Hi,
I am successfully mirroring a filtered set of events at a heavy forwarder and sending them to a local TCP Syslog target (syslog-ng) and all other events on to the primary indexer on a different host (using [tcpout]).
When the local TCP Syslog endpoint is stopped, the primary indexer also stops receiving all events as well, even though it is healthy and unrelated to the tcp syslog endpoint. It appears as though the heavy forwarder doesn't like it when a configured TCP Syslog fails? It means my tcp syslog server has become a point of failure for all forwarding actions of the heavy forwarder? , or - more likely - I have got my config wrong 🙂
If the outage is short, (ie. the tcp syslog target is restored) all events appear in the primary indexer as if they were held back on the forwarder. Not sure what happens if there is an extended outage the the tcp syslog target though.
Any ideas on how I can make the forwarder a bit more resilient with TCP Syslog endpoint failure?
Thanks for any pointers!
GB
outputs.conf...
[tcpout]
defaultGroup = default-autolb-group
[tcpout:default-autolb-group]
disabled = 0
server = splunkindexer.network.internal:9997
[syslog]
[syslog:writetofiles]
server = 127.0.0.1:2514
type = tcp
transforms.conf..
[routeAll]
REGEX=.
DEST_KEY=_TCP_ROUTING
FORMAT=default-autolb-group
[syslogRouting]
REGEX=index.php\"
DEST_KEY=_SYSLOG_ROUTING
FORMAT=writetofiles
props.conf
[default]
TRANSFORMS-routing=routeAll,syslogRouting
[syslog]
TRANSFORMS-routing=routeAll,syslogRouting
splunkd.log
..this appears relevant from the forwarder:
07-15-2015 17:05:30.348 +1000 INFO TailingProcessor - Could not send data to output queue (parsingQueue), retrying...
07-15-2015 17:10:55.765 +1000 WARN TcpInputProc - Stopping all listening ports. Queues blocked for more than 300 seconds
The problem here is the TCP Connection. TCP connections require handshakes. If there are no handshakes, nothing can be sent. If nothing can be sent, the queues start to fill on the forwarder. If the queues start to fill, they will backlog all of the queues, including other tcpout settings. I had the same problem. The fix was to use UDP. This WILL cause data loss to your syslog-ng. BUT your primary Splunk instance will still have the data that is lost on the syslog out. It's a pretty simple config change.
[syslog:writetofiles]
server = 127.0.0.1:2514
type = udp
The problem here is the TCP Connection. TCP connections require handshakes. If there are no handshakes, nothing can be sent. If nothing can be sent, the queues start to fill on the forwarder. If the queues start to fill, they will backlog all of the queues, including other tcpout settings. I had the same problem. The fix was to use UDP. This WILL cause data loss to your syslog-ng. BUT your primary Splunk instance will still have the data that is lost on the syslog out. It's a pretty simple config change.
[syslog:writetofiles]
server = 127.0.0.1:2514
type = udp
Thanks! - Yes I had considered UDP as well, but the loss of data was something I was trying to avoid if possible.
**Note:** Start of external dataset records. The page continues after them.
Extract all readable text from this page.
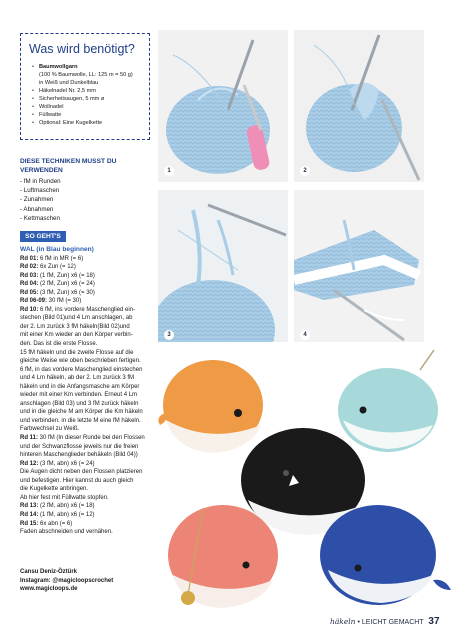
Was wird benötigt?
• Baumwollgarn
(100 % Baumwolle, LL: 125 m = 50 g)
in Weiß und Dunkelblau
• Häkelnadel Nr. 2,5 mm
• Sicherheitsaugen, 5 mm ø
• Wollnadel
• Füllwatte
• Optional: Eine Kugelkette
DIESE TECHNIKEN MUSST DU VERWENDEN
- fM in Runden
- Luftmaschen
- Zunahmen
- Abnahmen
- Kettmaschen
SO GEHT'S
WAL (in Blau beginnen)
Rd 01: 6 fM in MR (= 6)
Rd 02: 6x Zun (= 12)
Rd 03: (1 fM, Zun) x6 (= 18)
Rd 04: (2 fM, Zun) x6 (= 24)
Rd 05: (3 fM, Zun) x6 (= 30)
Rd 06-09: 30 fM (= 30)
Rd 10: 6 fM, ins vordere Maschenglied ein-
stechen (Bild 01)und 4 Lm anschlagen, ab
der 2. Lm zurück 3 fM häkeln(Bild 02)und
mit einer Km wieder an den Körper verbin-
den. Das ist die erste Flosse.
15 fM häkeln und die zweite Flosse auf die
gleiche Weise wie oben beschrieben fertigen.
6 fM, in das vordere Maschenglied einstechen
und 4 Lm häkeln, ab der 2. Lm zurück 3 fM
häkeln und in die Anfangsmasche am Körper
wieder mit einer Km verbinden. Erneut 4 Lm
anschlagen (Bild 03) und 3 fM zurück häkeln
und in die gleiche M am Körper die Km häkeln
und verbinden. in die letzte M eine fM häkeln.
Farbwechsel zu Weiß.
Rd 11: 30 fM (In dieser Runde bei den Flossen
und der Schwanzflosse jeweils nur die freien
hinteren Maschenglieder behäkeln (Bild 04))
Rd 12: (3 fM, abn) x6 (= 24)
Die Augen dicht neben den Flossen platzieren
und befestigen. Hier kannst du auch gleich
die Kugelkette anbringen.
Ab hier fest mit Füllwatte stopfen.
Rd 13: (2 fM, abn) x6 (= 18)
Rd 14: (1 fM, abn) x6 (= 12)
Rd 15: 6x abn (= 6)
Faden abschneiden und vernähen.
Cansu Deniz-Öztürk
Instagram: @magicloopscrochet
www.magicloops.de
1	2
3	4
häkeln • LEICHT GEMACHT 37
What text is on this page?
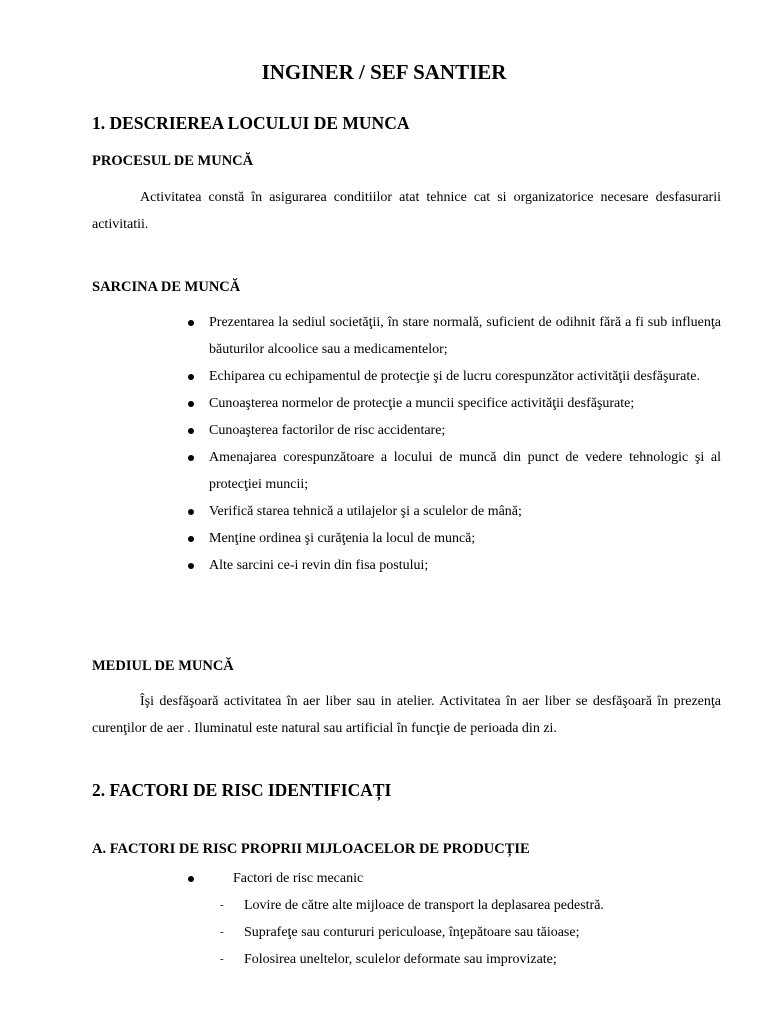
INGINER / SEF SANTIER
1. DESCRIEREA LOCULUI DE MUNCA
PROCESUL DE MUNCĂ
Activitatea constă în asigurarea conditiilor atat tehnice cat si organizatorice necesare desfasurarii activitatii.
SARCINA DE MUNCĂ
Prezentarea la sediul societăţii, în stare normală, suficient de odihnit fără a fi sub influenţa băuturilor alcoolice sau a medicamentelor;
Echiparea cu echipamentul de protecţie şi de lucru corespunzător activităţii desfăşurate.
Cunoaşterea normelor de protecţie a muncii specifice activităţii desfăşurate;
Cunoaşterea factorilor de risc accidentare;
Amenajarea corespunzătoare a locului de muncă din punct de vedere tehnologic şi al protecţiei muncii;
Verifică starea tehnică a utilajelor şi a sculelor de mână;
Menţine ordinea şi curăţenia la locul de muncă;
Alte sarcini ce-i revin din fisa postului;
MEDIUL DE MUNCĂ
Îşi desfăşoară activitatea în aer liber sau in atelier. Activitatea în aer liber se desfăşoară în prezenţa curenţilor de aer . Iluminatul este natural sau artificial în funcţie de perioada din zi.
2. FACTORI DE RISC IDENTIFICAȚI
A. FACTORI DE RISC PROPRII MIJLOACELOR DE PRODUCȚIE
Factori de risc mecanic
- Lovire de către alte mijloace de transport la deplasarea pedestră.
- Suprafeţe sau contururi periculoase, înţepătoare sau tăioase;
- Folosirea uneltelor, sculelor deformate sau improvizate;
I have done some testing with reversing the situation where TCP Syslog is working, but the downstream tcpout(indexer) host is not available - and similar behavior happens - i.e. TCP SYslog eventually stops . So this isn't a TCP Syslog only thing - its a case (as you say) of the forwarder not being able to successfully hand off events to a configured upstream target.
I have now have had a (better) read of the Admin manual regards forwarding and all the load-balancing options make a lot more sense now. - but you can't load-balance TCP syslog 😞
Thanks again for your insights!
GB